The scope of a BCP is extensive, and should therefore include a training component for the business continuity team members and others who may be involved in its execution. Testing of the BCP itself must cover the procedures for recovery and response. It needs to be easily understood by anyone who reads it, from employees at the lowest level of the organisation, to members of the board. When updating the document, there should be a ‘lessons learnt’ component and a historical reference to show how the process was managed, and how it can be improved. How the organisation will communicate internally and externally needs to also be written in the plan.

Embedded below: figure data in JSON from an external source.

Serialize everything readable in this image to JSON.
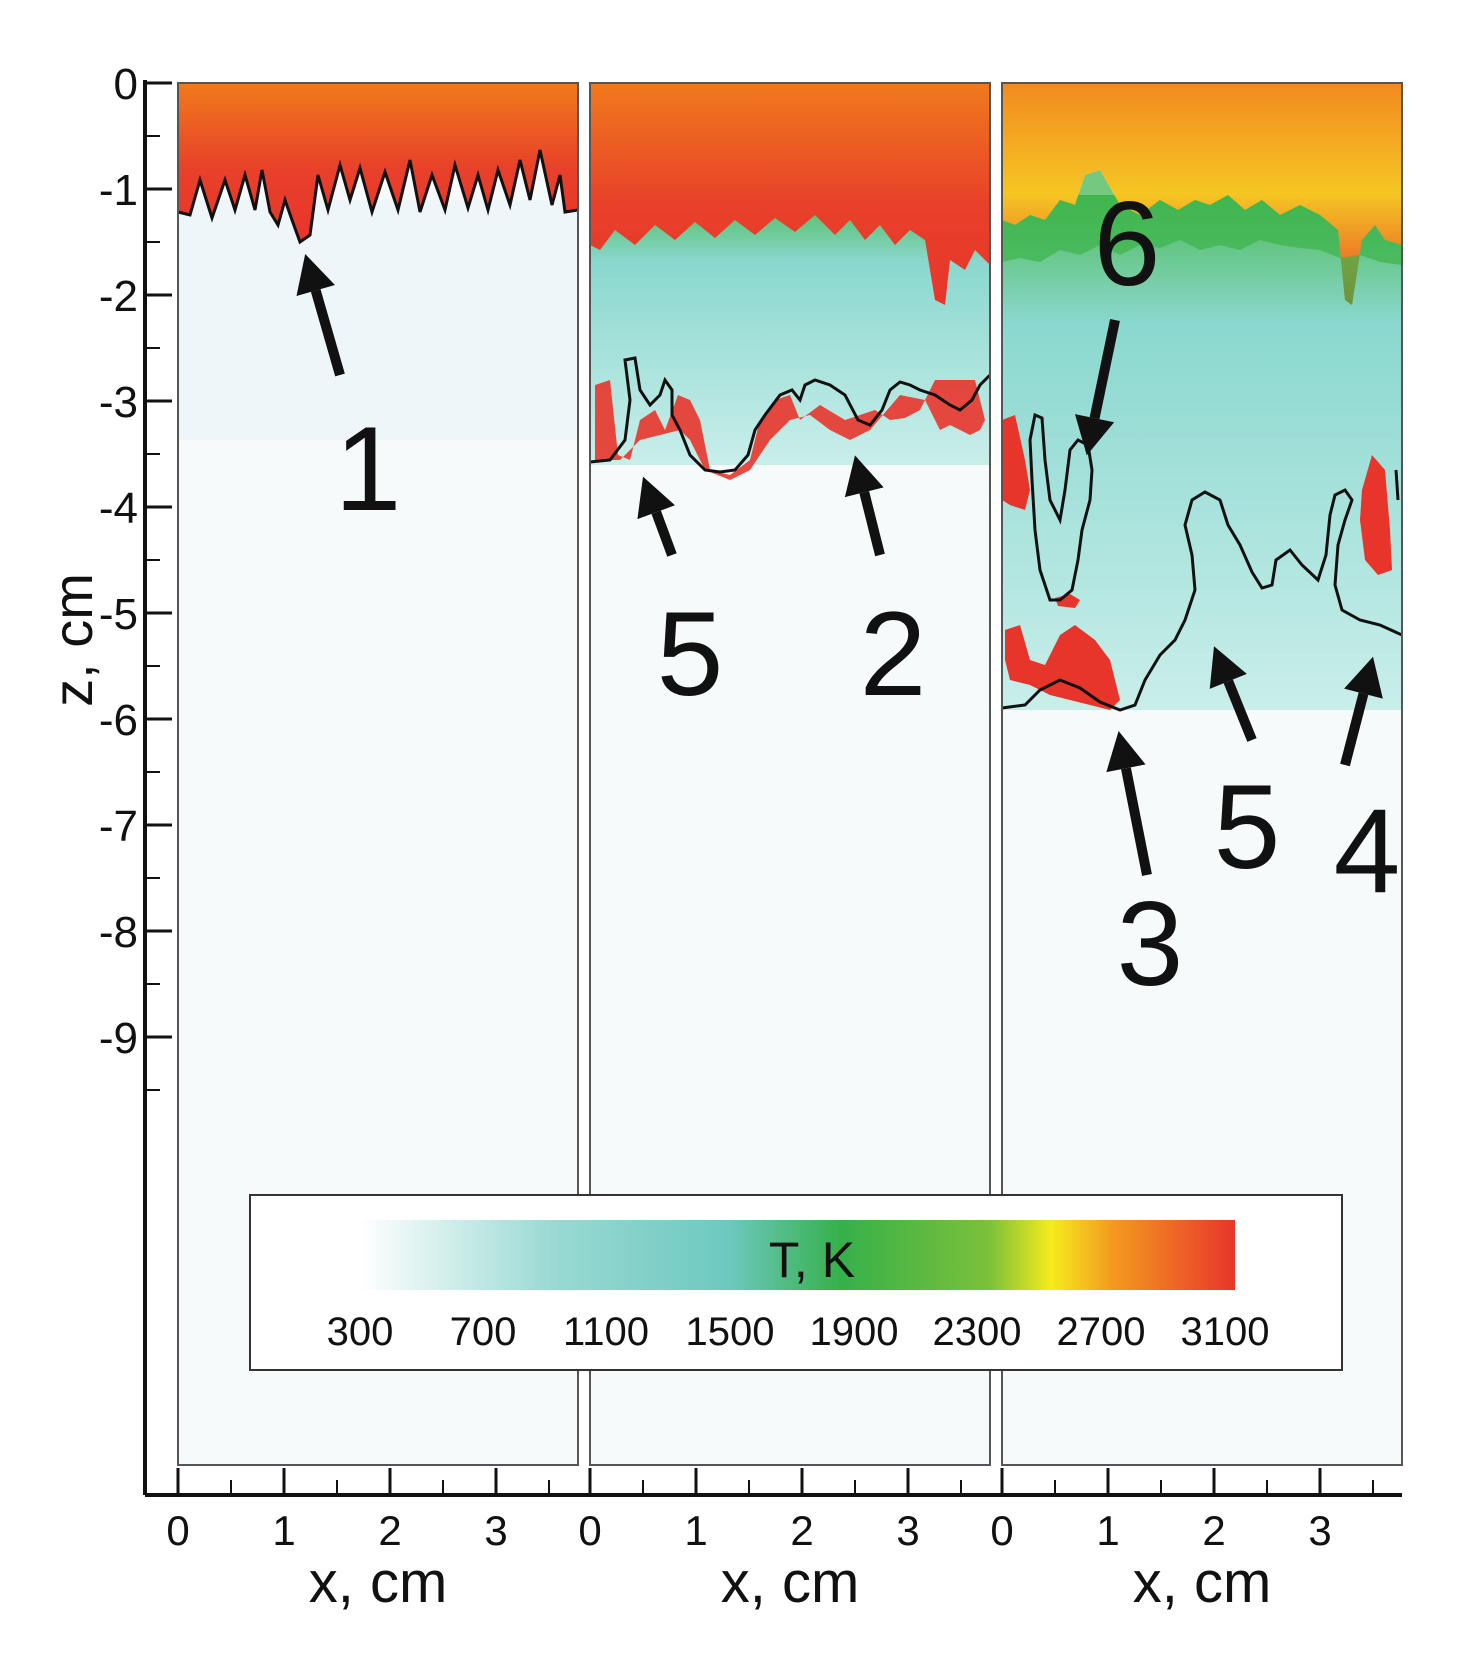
{
  "chart_data": {
    "type": "heatmap",
    "title": "",
    "ylabel": "z, cm",
    "y_ticks": [
      "0",
      "-1",
      "-2",
      "-3",
      "-4",
      "-5",
      "-6",
      "-7",
      "-8",
      "-9"
    ],
    "ylim": [
      -13.3,
      0
    ],
    "panels": [
      {
        "xlabel": "x, cm",
        "x_ticks": [
          "0",
          "1",
          "2",
          "3"
        ],
        "xlim": [
          0,
          3.8
        ],
        "front_depth_cm": 1.3,
        "front_contour_z": [
          -1.25,
          -0.8,
          -1.3,
          -0.9,
          -1.25,
          -0.7,
          -1.35,
          -0.8,
          -1.55,
          -0.5,
          -1.35,
          -0.8,
          -1.3,
          -0.75,
          -1.3,
          -0.9,
          -1.3,
          -0.7,
          -1.3
        ],
        "annotations": [
          {
            "label": "1",
            "x": 1.2,
            "z": -1.5
          }
        ]
      },
      {
        "xlabel": "x, cm",
        "x_ticks": [
          "0",
          "1",
          "2",
          "3"
        ],
        "xlim": [
          0,
          3.8
        ],
        "front_depth_cm": 3.7,
        "front_contour_z": [
          -3.6,
          -2.7,
          -3.4,
          -3.2,
          -3.7,
          -3.4,
          -3.6,
          -3.0,
          -3.3,
          -2.85,
          -3.3,
          -2.8,
          -3.2,
          -3.0,
          -3.25
        ],
        "annotations": [
          {
            "label": "5",
            "x": 0.5,
            "z": -3.6
          },
          {
            "label": "2",
            "x": 2.5,
            "z": -3.4
          }
        ]
      },
      {
        "xlabel": "x, cm",
        "x_ticks": [
          "0",
          "1",
          "2",
          "3"
        ],
        "xlim": [
          0,
          3.8
        ],
        "front_depth_cm": 5.9,
        "front_contour_z": [
          -5.9,
          -5.5,
          -5.9,
          -5.7,
          -6.0,
          -5.5,
          -5.2,
          -4.0,
          -5.0,
          -4.5,
          -5.2,
          -3.9,
          -5.2,
          -5.3
        ],
        "annotations": [
          {
            "label": "6",
            "x": 0.8,
            "z": -3.4
          },
          {
            "label": "3",
            "x": 1.1,
            "z": -6.0
          },
          {
            "label": "5",
            "x": 2.0,
            "z": -5.2
          },
          {
            "label": "4",
            "x": 3.5,
            "z": -5.3
          }
        ]
      }
    ],
    "colorbar": {
      "label": "T, K",
      "ticks": [
        "300",
        "700",
        "1100",
        "1500",
        "1900",
        "2300",
        "2700",
        "3100"
      ],
      "range": [
        300,
        3100
      ],
      "colors": [
        "#ffffff",
        "#7fd4cf",
        "#3cb44a",
        "#f2e41e",
        "#f07c1e",
        "#e8352b"
      ]
    }
  }
}
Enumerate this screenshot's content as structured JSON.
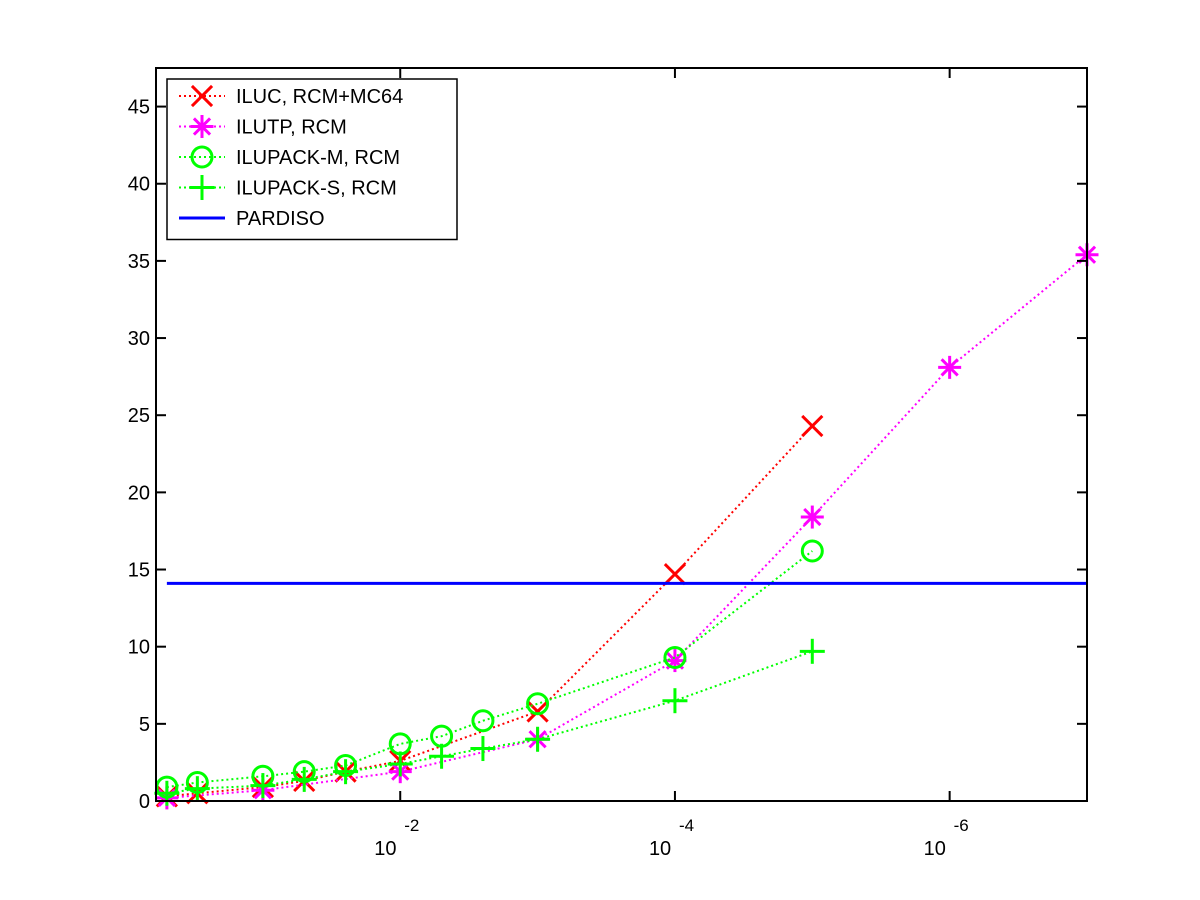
{
  "chart_data": {
    "type": "line",
    "title": "",
    "xlabel": "",
    "ylabel": "",
    "x_axis": {
      "scale": "log",
      "reversed": true,
      "range": [
        0.6,
        1e-07
      ],
      "tick_values": [
        0.01,
        0.0001,
        1e-06
      ],
      "tick_base_labels": [
        "10",
        "10",
        "10"
      ],
      "tick_exponent_labels": [
        "-2",
        "-4",
        "-6"
      ]
    },
    "y_axis": {
      "range": [
        0,
        47.5
      ],
      "tick_values": [
        0,
        5,
        10,
        15,
        20,
        25,
        30,
        35,
        40,
        45
      ],
      "tick_labels": [
        "0",
        "5",
        "10",
        "15",
        "20",
        "25",
        "30",
        "35",
        "40",
        "45"
      ]
    },
    "grid": false,
    "legend_position": "top-left",
    "series": [
      {
        "name": "ILUC, RCM+MC64",
        "color": "#ff0000",
        "marker": "x-mark",
        "line_style": "dotted",
        "points": [
          [
            0.5,
            0.3
          ],
          [
            0.3,
            0.5
          ],
          [
            0.1,
            0.9
          ],
          [
            0.05,
            1.3
          ],
          [
            0.025,
            1.9
          ],
          [
            0.01,
            2.6
          ],
          [
            0.001,
            5.8
          ],
          [
            0.0001,
            14.7
          ],
          [
            1e-05,
            24.3
          ]
        ]
      },
      {
        "name": "ILUTP, RCM",
        "color": "#ff00ff",
        "marker": "asterisk",
        "line_style": "dotted",
        "points": [
          [
            0.5,
            0.2
          ],
          [
            0.1,
            0.7
          ],
          [
            0.01,
            1.9
          ],
          [
            0.001,
            4.0
          ],
          [
            0.0001,
            9.1
          ],
          [
            1e-05,
            18.4
          ],
          [
            1e-06,
            28.1
          ],
          [
            1e-07,
            35.4
          ]
        ]
      },
      {
        "name": "ILUPACK-M, RCM",
        "color": "#00ff00",
        "marker": "circle",
        "line_style": "dotted",
        "points": [
          [
            0.5,
            0.9
          ],
          [
            0.3,
            1.2
          ],
          [
            0.1,
            1.6
          ],
          [
            0.05,
            1.9
          ],
          [
            0.025,
            2.3
          ],
          [
            0.01,
            3.7
          ],
          [
            0.005,
            4.2
          ],
          [
            0.0025,
            5.2
          ],
          [
            0.001,
            6.3
          ],
          [
            0.0001,
            9.3
          ],
          [
            1e-05,
            16.2
          ]
        ]
      },
      {
        "name": "ILUPACK-S, RCM",
        "color": "#00ff00",
        "marker": "plus",
        "line_style": "dotted",
        "points": [
          [
            0.5,
            0.5
          ],
          [
            0.3,
            0.8
          ],
          [
            0.1,
            1.0
          ],
          [
            0.05,
            1.4
          ],
          [
            0.025,
            1.9
          ],
          [
            0.01,
            2.4
          ],
          [
            0.005,
            2.9
          ],
          [
            0.0025,
            3.4
          ],
          [
            0.001,
            4.0
          ],
          [
            0.0001,
            6.5
          ],
          [
            1e-05,
            9.7
          ]
        ]
      },
      {
        "name": "PARDISO",
        "color": "#0000ff",
        "marker": "none",
        "line_style": "solid",
        "constant_y": 14.1
      }
    ]
  }
}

The plan will need stringent exercising and testing. This will validate the effectiveness of the strategies which have been put in place, and the accuracy of the information. It helps increase the preparedness of the individuals who are expected to execute it, and pinpoint the areas requiring attention or improvement, as well as any instruction gaps or missing information. The primary objective of exercise and testing is to ensure that the plan works when it is needed. In an exercise, failure is beneficial as it shows the areas that need improvement – before a real incident occurs.
But what kind of untoward events can be expected, in an environment that is already rife with uncertainty, and experiencing disruption? Countries may be slowly reverting to normal in a post-pandemic environment, but there are still natural disasters such as landslides, earthquakes and tsunamis that may add to the complications of recovery. Bad weather brought on by climate change may retard recovery schedules. With the increase in IT use, the threat of cyberattacks has grown exponentially. Floods, fire and acts of terrorism cannot be discounted. Even minor incidents may have extensive repercussions and negatively impact production, thus affecting the schedules of other firms.
A well-thought out and documented BCP will have clearly defined steps that allow for execution in a consistent and orderly fashion, with everyone knowing what to do, when and how to do it. Companies should review plans at least quarterly; conduct role playing sessions so that persons responsible may familiarise themselves with their roles; and simulate possible disaster scenarios. Full simulations should be run annually at least, and dry-run training should document errors and identify inconsistencies for correction and improvement. A BCP is like an insurance policy: an absolute necessity which you hope you will never have to use!